Here’s my latest completed project. Like the sweater I finished in August, this one is from Easy to Crochet Cute Clothes for Kids by Sue Whiting:
This particular sweater took me through A Single Man (twice), Inglourious Basterds, The Lightning Thief, 2,000 Miles to Maine (about Appalachian Trail thru-hikers), and the David Rakoff memorial shows on “Fresh Air” and “This American Life.“* I actually don’t crochet that slowly, but I screwed up one sleeve three times and had to keep unraveling it and crocheting it again. The subtitles on Inglourious Basterds also slowed me down a little. (I find it challenging to read and crochet at the same time.)
This little sweater is for the in utero daughter of a friend in California. I am pleased to announce that she was thrilled to receive it. Unbeknownst to me (until yesterday), she loves getting hand-made sweaters for her kids. Turns out our friendship is symbiotic.
When it came time to wrap and mail this gift, I even went all-out and hemmed the edges of a piece of flannel to make a furoshiki fabric gift wrap that would double as a receiving blanket.
Yeah, it looks kind of like a diaper, but I folded it that way so I’d have a little pouch to put the card into. I got the idea from the book Wrapagami by Jennifer Playford, and it seemed fitting to use Japanese gift wrapping techniques because this is the friend who taught me how to make onigiri and to roll sushi.
Frankly, it all came together so swimmingly, I’m not entirely convinced it was me who did it all. I hope I haven’t spent all of my homemaker capital, though; I still have a kangaroo costume and a lion costume to sew for my kids for Halloween.

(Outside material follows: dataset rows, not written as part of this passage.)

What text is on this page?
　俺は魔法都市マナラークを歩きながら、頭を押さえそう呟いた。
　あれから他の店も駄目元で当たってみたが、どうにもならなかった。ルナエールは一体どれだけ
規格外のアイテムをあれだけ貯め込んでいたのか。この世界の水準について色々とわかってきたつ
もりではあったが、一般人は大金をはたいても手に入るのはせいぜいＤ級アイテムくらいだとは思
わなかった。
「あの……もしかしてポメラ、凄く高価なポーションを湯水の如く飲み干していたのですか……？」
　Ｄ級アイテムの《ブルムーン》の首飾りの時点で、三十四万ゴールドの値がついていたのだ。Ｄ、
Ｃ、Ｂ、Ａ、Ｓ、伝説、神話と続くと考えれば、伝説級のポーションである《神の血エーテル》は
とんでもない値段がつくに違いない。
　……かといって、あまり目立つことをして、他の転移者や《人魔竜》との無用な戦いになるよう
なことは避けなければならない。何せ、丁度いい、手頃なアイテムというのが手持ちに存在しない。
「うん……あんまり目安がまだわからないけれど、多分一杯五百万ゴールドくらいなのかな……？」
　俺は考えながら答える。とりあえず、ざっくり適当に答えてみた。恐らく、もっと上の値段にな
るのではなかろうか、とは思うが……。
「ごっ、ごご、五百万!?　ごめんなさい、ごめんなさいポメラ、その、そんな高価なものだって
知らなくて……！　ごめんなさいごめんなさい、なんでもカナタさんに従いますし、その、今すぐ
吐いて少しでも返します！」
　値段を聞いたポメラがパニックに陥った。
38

*I highly, highly recommend these memorial shows. I love David Rakoff’s writing and his work on “This American Life.” I’m a little surprised at how emotional I am at his passing. I blogged a review of his book Half Empty a while back, if you’re interested in checking that out. It appears that I’ve actually mentioned him in five blog posts, not including my 2010 “Year in Books.” You can find them here, I think, if the link works like I think it should.